Economia e Negócios

Em jantar com ministros, Bolsonaro defende mudanças na Receita

Presidente volta a criticar o que considera uma 'devassa' do Fisco na vida dele e de familiares.

Por  Estadão Conteúdo

O presidente Jair Bolsonaro defendeu nesta terça-feira, 20, em jantar no Palácio da Alvorada com ministros do Tribunal de Contas da União (TCU) e a cúpula do governo, mudanças na estrutura na Receita. Segundo o relato de dois participantes do encontro, o presidente citou a necessidade de substituição de servidores do Fisco ao tratar de “problemas” e “dificuldades” em relação ao órgão.

Bolsonaro voltou a reclamar publicamente que a Receita está fazendo uma “devassa” na vida dele e de familiares. A pressão por mudanças no órgão também parte de integrantes do Supremo Tribunal Federal e do TCU, que acusam auditores fiscais de agirem com interesses políticos.

Nesta segunda-feira, 19, o “número 2” do Fisco, João Paulo Fachada, foi exonerado do cargo pelo secretário especial da Receita, Marcos Cintra, por ter resistido a demitir delegados do órgão no Rio. Um dos presentes ao jantar no Alvorada disse ao Estado que, ao falar da necessidade de mudanças na Receita, o presidente citou o caso dos servidores do Rio.

No sábado, o delegado da Receita José Alex Nóbrega, responsável pela fiscalização no Porto de Itaguaí (RJ), compartilhou uma mensagem entre colegas afirmando que havia interferência de “forças externas que não coadunam com os objetivos de fiscalização”.

Bolsonaro também citou como uma “solução institucional” a transferência do Conselho de Controle de Atividades Financeiras (Coaf) para o Banco Central, definida por medida provisória editada na segunda-feira.

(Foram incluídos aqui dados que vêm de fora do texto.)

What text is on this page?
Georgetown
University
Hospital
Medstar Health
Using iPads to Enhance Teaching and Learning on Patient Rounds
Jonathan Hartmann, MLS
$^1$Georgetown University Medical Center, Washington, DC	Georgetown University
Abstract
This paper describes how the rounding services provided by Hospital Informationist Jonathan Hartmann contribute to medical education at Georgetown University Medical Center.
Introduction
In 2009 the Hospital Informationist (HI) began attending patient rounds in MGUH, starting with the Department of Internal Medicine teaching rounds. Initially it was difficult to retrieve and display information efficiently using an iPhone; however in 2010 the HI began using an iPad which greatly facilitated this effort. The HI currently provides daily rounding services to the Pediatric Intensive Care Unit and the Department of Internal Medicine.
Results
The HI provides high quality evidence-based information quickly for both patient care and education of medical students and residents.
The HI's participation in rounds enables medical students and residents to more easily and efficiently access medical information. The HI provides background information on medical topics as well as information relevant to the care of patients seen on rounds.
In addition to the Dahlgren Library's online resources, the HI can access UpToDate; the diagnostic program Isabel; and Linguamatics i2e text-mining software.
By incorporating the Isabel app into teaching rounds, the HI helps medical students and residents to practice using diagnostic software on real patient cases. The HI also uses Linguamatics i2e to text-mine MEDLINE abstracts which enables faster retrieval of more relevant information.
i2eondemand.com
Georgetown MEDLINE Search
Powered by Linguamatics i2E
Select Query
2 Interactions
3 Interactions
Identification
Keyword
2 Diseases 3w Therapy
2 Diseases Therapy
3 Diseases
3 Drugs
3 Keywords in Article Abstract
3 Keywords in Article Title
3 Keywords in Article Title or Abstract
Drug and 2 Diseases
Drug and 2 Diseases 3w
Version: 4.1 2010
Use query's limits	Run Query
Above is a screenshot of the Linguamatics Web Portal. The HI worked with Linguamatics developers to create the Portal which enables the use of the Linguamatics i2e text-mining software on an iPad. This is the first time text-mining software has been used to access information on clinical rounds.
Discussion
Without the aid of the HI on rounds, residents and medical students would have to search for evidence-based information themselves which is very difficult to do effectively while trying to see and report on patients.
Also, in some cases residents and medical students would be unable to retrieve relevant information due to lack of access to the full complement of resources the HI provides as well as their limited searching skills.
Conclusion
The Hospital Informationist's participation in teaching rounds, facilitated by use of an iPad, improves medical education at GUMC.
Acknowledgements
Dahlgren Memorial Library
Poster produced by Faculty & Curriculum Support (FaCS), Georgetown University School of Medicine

Além de Bolsonaro e de ministros do TCU, participaram do jantar sete ministros do governo — Tarcisio Freitas (Infraestrutura), André Mendonça (AGU), Wagner Rosário (CGU), Jorge Oliveira (Secretaria-Geral da Presidência), Onyx Lorenzoni (Casa Civil), Augusto Heleno (Gabinete de Segurança Institucional), Luiz Eduardo Ramos (Secretaria de Governo). O ministro da Justiça, Sérgio Moro, não estava presente.

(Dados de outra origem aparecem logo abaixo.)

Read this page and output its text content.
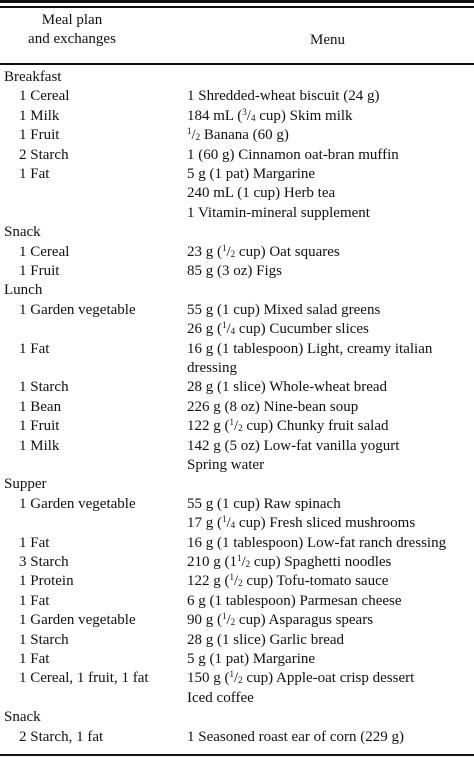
Meal plan
and exchanges	Menu
Breakfast
1 Cereal	1 Shredded-wheat biscuit (24 g)
1 Milk	184 mL ($^3/_4$ cup) Skim milk
1 Fruit	$^1/_2$ Banana (60 g)
2 Starch	1 (60 g) Cinnamon oat-bran muffin
1 Fat	5 g (1 pat) Margarine
240 mL (1 cup) Herb tea
1 Vitamin-mineral supplement
Snack
1 Cereal	23 g ($^1/_2$ cup) Oat squares
1 Fruit	85 g (3 oz) Figs
Lunch
1 Garden vegetable	55 g (1 cup) Mixed salad greens
26 g ($^1/_4$ cup) Cucumber slices
1 Fat	16 g (1 tablespoon) Light, creamy italian
dressing
1 Starch	28 g (1 slice) Whole-wheat bread
1 Bean	226 g (8 oz) Nine-bean soup
1 Fruit	122 g ($^1/_2$ cup) Chunky fruit salad
1 Milk	142 g (5 oz) Low-fat vanilla yogurt
Spring water
Supper
1 Garden vegetable	55 g (1 cup) Raw spinach
17 g ($^1/_4$ cup) Fresh sliced mushrooms
1 Fat	16 g (1 tablespoon) Low-fat ranch dressing
3 Starch	210 g ($1^1/_2$ cup) Spaghetti noodles
1 Protein	122 g ($^1/_2$ cup) Tofu-tomato sauce
1 Fat	6 g (1 tablespoon) Parmesan cheese
1 Garden vegetable	90 g ($^1/_2$ cup) Asparagus spears
1 Starch	28 g (1 slice) Garlic bread
1 Fat	5 g (1 pat) Margarine
1 Cereal, 1 fruit, 1 fat	150 g ($^1/_2$ cup) Apple-oat crisp dessert
Iced coffee
Snack
2 Starch, 1 fat	1 Seasoned roast ear of corn (229 g)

PGR. Em outro momento do jantar, segundo os presentes, o presidente foi questionado sobre quem será o novo procurador-geral da República. A resposta foi que o anúncio não sairá antes do dia 7 de setembro.

Ainda de acordo com os relatos, Bolsonaro afirmou que não adianta ter um procurador-geral que seja "nota 10" em alguns quesitos, mas que seja "nota 4" em outros. Para ele, melhor um "nota 7" em tudo.

Um dos participantes do jantar disse ao Estado que o presidente destacou como prioridade do futuro chefe do Ministério Público Federal destravar a pauta ambiental, e não, necessariamente, o combate à corrupção.

'Concordância'. O ministro do TCU Bruno Dantas permaneceu ao lado de Bolsonaro na maior parte do jantar. Mais cedo, eles tiveram reunião a portas fechadas no Palácio do Planalto. O ministro é relator dos assuntos da área econômica, incluindo a análise da prestação de contas do governo.

Em dado momento da conversa, Bolsonaro disse referindo-se a Dantas: “Concordamos com tudo, menos no time, porque eu sou Palmeiras e ele é Corinthians”.

A conversa com os ministros teria servido para aproximar o presidente do tribunal e foi conduzida de forma descontraída por Bolsonaro, segundo fontes. O presidente teria dito que está empenhado em resolver os problemas do País. Afirmou ainda que não quer entrar em conflito com o TCU e se colocou à disposição para tirar dúvidas do órgão.

No jantar foi servido bacalhau como entrada. Filé e salmão como pratos principais. Perto de 21h, o presidente brincou que a deixa para encerrar o jantar era o começo do jogo entre Grêmio e Palmeiras.